Ring's mailbox sensor will activate every single time your mailbox is opened.Ring

Sensors everywhere — Among its new paranoia-inducing security systems, Ring is introducing a car-oriented trio that works together to send you alerts about detected incidents involving your vehicle: the $59.99 Ring Car Alarm, $199.99 Ring Car Cam, and $199.99 Ring Car Connect. The car cam is activated when your vehicle is parked, and senses for things like bumps and break-ins.

The company also introduced a $29.99 mailbox sensor that will activate every single time you receive mail or your mailbox is opened. Every. Single. Time.

The Always Home Cam, meanwhile, is a $249 indoor drone that reaches "predetermined" points in your house and will debut in 2021. The idea is to keep an eye on your domain. Not once does the company discuss privacy concerns or even the fact that its regular Ring cameras were easily hacked by bad actors, leading to terror among families in the United States.

There is a fundamental difference in being informed about your home and being paranoid about the same thing. These devices operate on the premise that there is always some form or element of danger that you should keep a feverish eye on. But there is little to no research that indicates smart home security devices lower crime. In fact, Ring itself has declined to cooperate with MIT Technology Review about the very same subject.

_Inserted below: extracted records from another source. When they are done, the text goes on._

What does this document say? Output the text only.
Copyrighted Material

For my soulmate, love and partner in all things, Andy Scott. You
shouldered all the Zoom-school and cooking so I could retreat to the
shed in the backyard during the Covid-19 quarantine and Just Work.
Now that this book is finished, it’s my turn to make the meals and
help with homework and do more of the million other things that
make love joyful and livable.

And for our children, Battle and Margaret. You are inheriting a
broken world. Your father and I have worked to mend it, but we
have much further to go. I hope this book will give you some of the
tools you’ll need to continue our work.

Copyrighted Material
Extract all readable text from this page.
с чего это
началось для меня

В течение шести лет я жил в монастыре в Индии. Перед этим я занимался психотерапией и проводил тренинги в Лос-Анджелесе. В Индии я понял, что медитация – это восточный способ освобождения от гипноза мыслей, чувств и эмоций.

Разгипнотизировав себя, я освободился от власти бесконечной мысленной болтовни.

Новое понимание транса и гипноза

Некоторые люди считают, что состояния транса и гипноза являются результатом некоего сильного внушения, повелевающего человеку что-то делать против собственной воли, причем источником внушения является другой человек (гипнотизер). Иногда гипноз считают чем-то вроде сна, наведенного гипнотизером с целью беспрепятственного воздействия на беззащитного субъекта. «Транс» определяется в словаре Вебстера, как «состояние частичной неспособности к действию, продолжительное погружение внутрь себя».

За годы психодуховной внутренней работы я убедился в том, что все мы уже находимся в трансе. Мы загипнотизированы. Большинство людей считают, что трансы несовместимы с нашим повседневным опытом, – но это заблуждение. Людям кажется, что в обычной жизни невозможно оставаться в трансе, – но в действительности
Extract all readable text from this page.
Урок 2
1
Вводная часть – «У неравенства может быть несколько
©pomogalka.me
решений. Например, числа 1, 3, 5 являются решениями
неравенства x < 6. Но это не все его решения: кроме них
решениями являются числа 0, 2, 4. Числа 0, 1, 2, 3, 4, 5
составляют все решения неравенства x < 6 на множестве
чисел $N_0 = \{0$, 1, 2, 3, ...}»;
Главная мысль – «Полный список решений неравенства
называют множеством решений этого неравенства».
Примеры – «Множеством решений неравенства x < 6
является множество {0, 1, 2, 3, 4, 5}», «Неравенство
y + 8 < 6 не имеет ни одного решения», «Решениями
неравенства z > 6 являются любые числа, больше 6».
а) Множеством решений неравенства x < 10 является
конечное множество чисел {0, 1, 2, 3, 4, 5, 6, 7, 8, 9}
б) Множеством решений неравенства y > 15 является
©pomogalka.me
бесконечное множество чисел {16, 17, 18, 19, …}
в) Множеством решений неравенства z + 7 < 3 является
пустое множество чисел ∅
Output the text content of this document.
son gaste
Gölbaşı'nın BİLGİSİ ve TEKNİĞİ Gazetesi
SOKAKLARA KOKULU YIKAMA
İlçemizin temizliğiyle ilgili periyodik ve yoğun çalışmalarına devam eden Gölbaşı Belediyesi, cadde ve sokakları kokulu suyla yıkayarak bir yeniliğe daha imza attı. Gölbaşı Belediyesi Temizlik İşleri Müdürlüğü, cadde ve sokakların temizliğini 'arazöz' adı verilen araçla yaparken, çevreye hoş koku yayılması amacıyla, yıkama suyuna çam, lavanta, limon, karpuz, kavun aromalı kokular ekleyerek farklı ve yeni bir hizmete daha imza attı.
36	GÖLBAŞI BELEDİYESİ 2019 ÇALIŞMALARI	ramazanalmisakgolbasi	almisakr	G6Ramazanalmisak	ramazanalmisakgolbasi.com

Wanting security for your home and neighborhood is not a malicious aspiration. But with devices from Ring, you are effectively handing over your personal information and data to a company that has yet to adequately address its civilian privacy issues alongside its revolving door collaborations with law enforcement authorities.

Amazon also conveniently brushes aside reports of Ring passwords being leaked on the dark web or the fact that Ring's security issues were so profound and upsetting that it was hit with a federal lawsuit last year. An autonomous drone inside your house with unaddressed privacy concerns is the antithesis of security.


A much more pragmatic and arguably socially healthy approach would be to gain familiarity and cooperation with your neighbors, seek in-person and prudential solutions to local problems, and ideally ditch the camera, sensor, and alarm that keeps you on your toes constantly.

Home and neighborhood security don't have to be a debilitating, paranoia-laden, and mentally jarring undertaking. There are strategies beyond your typical police state environment of constant surveillance, constant anxiety.